Оставалось уладить ее отъезд с ним. Федоров все-таки побаивался жены и решил для отвода глаз выдать нищенку замуж за Ивана. «Дурак! — говорил он ему. — Кто ты есть? Червь! А я тебе благодетель! Ты не гляди, что она нищая, я какое-никакое приданое ей справлю. Желаю, чтоб ты на ней женился, и все! Понял? За мной не пропадет».
Иван сперва покочевряжился, потом согласился с неохотой. А когда в церкви глянул на невесту в фате — обомлел: так хороша была вчерашняя нищенка. Федоров был сватом, и при всем честном народе крепко обнял свата счастливый Иван, крепко же и поцеловав мокрыми губами.
Вспомнив поцелуй Ивана, Федоров даже и теперь сплюнул, утерся рукавом с удовольствием сказал вслух:
— Дур-рак!
X
Иван Курносый в рыбацкий поселок пришел мрачный. Собрав рыбаков, он хмуро передал приказ Федорова. Сегодня в море нужно было выходить обязательно. Если добром не пойдут, Федоров отберет все рыбацкие снасти. Сообщив приказ купца, Иван поглядел на Еламана. Он знал, что Еламана слушаются и что многое зависит от него. А Еламан, сгорбившись, пристально разглядывал что-то у себя под ногами. Он знал, что Федоров жаден и пойдет на любую крайность. И он не хотел вмешиваться, рыбаки должны решать сами.
Рыбаки поговорили. Они прикидывали так и сяк, и выходило, что надо идти. И когда уже всеми решено было идти в море, Кален вдруг буркнул:
— Пойдем в море — ладно.
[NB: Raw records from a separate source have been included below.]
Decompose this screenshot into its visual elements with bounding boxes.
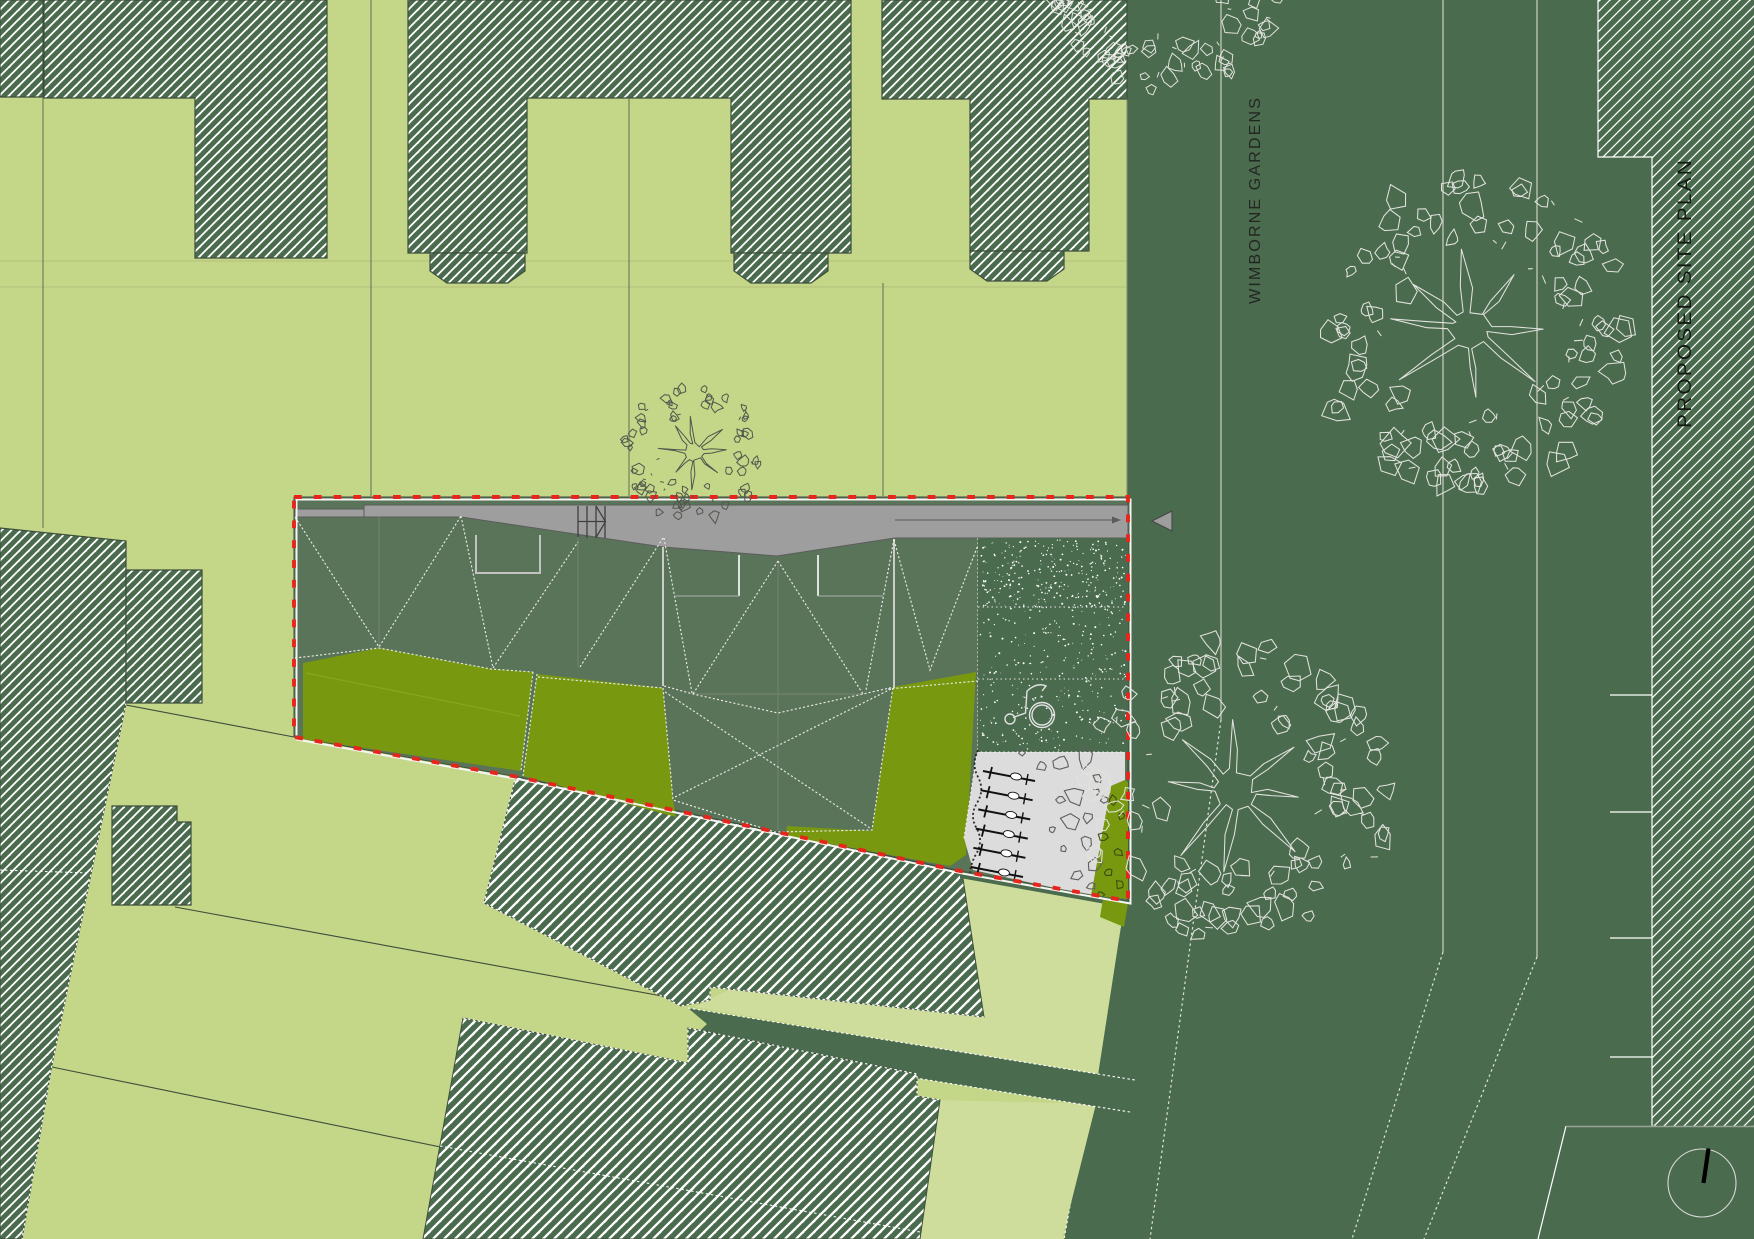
- svg-text:PROPOSED SITE PLAN: PROPOSED SITE PLAN: [1675, 158, 1696, 428]
- svg-text:WIMBORNE GARDENS: WIMBORNE GARDENS: [1247, 96, 1264, 304]
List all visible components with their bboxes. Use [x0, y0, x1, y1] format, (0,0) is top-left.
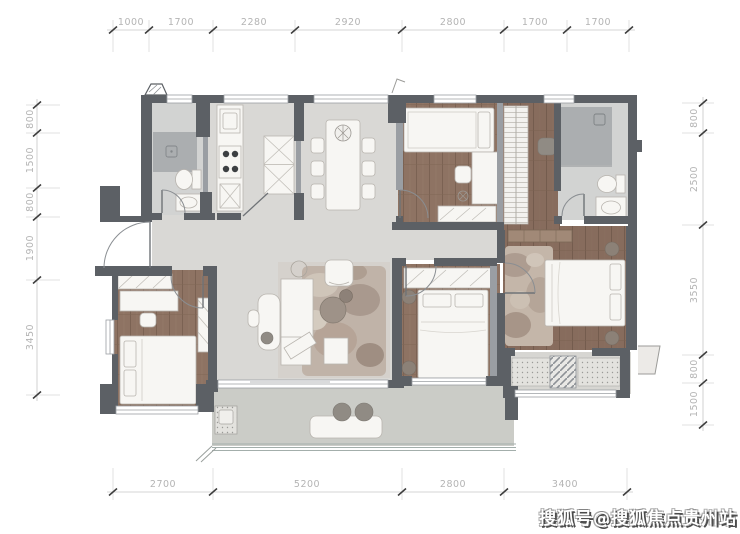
- entry-wardrobe: [118, 274, 172, 289]
- dressing-pouf: [538, 138, 556, 155]
- dim-right-3: 3550: [689, 277, 700, 303]
- dimension-line-top: 1000 1700 2280 2920 2800 1700 1700: [107, 17, 635, 52]
- pendant-light-icon: [335, 125, 351, 141]
- double-bed-master: [545, 260, 625, 326]
- entry-door: [104, 222, 150, 268]
- sink: [176, 194, 201, 211]
- dim-top-6: 1700: [522, 17, 548, 28]
- nightstand: [605, 242, 619, 256]
- drain-pipe-mark: [392, 79, 405, 93]
- nightstand: [402, 290, 416, 304]
- sink: [596, 197, 626, 218]
- double-bed: [120, 336, 196, 404]
- balcony-corner: [196, 446, 216, 462]
- dim-top-7: 1700: [585, 17, 611, 28]
- dim-left-2: 1500: [25, 147, 36, 173]
- stove-icon: [219, 146, 241, 178]
- stool: [261, 332, 273, 344]
- side-table: [340, 290, 353, 303]
- armchair: [325, 260, 353, 286]
- double-bed: [418, 290, 488, 378]
- chair: [140, 313, 156, 327]
- stool: [355, 403, 373, 421]
- kitchen-sink: [220, 109, 240, 133]
- dresser: [120, 291, 178, 311]
- corridor-floor: [398, 230, 505, 260]
- watermark: 搜狐号@搜狐焦点贵州站: [539, 504, 737, 529]
- bay-mat: [578, 358, 620, 386]
- dim-left-4: 1900: [25, 235, 36, 261]
- dimension-line-left: 800 1500 800 1900 3450: [25, 99, 60, 401]
- toilet: [598, 175, 626, 193]
- hatched-panel: [550, 356, 576, 388]
- dim-right-1: 800: [689, 108, 700, 128]
- wardrobe: [438, 206, 496, 222]
- dim-top-3: 2280: [241, 17, 267, 28]
- desk-chair: [455, 166, 471, 183]
- ac-ledge: [638, 346, 660, 374]
- extension-lines: [113, 468, 627, 500]
- dim-right-4: 800: [689, 359, 700, 379]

А хоронить когда? О душе мальчишки и заботы нет…
Мунке с утра сидел, уткнув лицо в ладони. Услышав Калена, он поднял голову, обвел всех воспаленными глазами.
— Нет нам жизни без Тентек-Шодыра. Что будешь делать… И что думать о мертвых, о живых надо думать и заботиться. Ну завтра похороним… А то и сегодня успеем, если пораньше вернемся. Надо идти, рыбаки…
— Идти так идти! — сказал Еламан, вставая и поправляя платок на рту. — Пошли!
И первый пошел вон, а за ним, на ходу подпоясываясь, застегиваясь, стали выходить и другие.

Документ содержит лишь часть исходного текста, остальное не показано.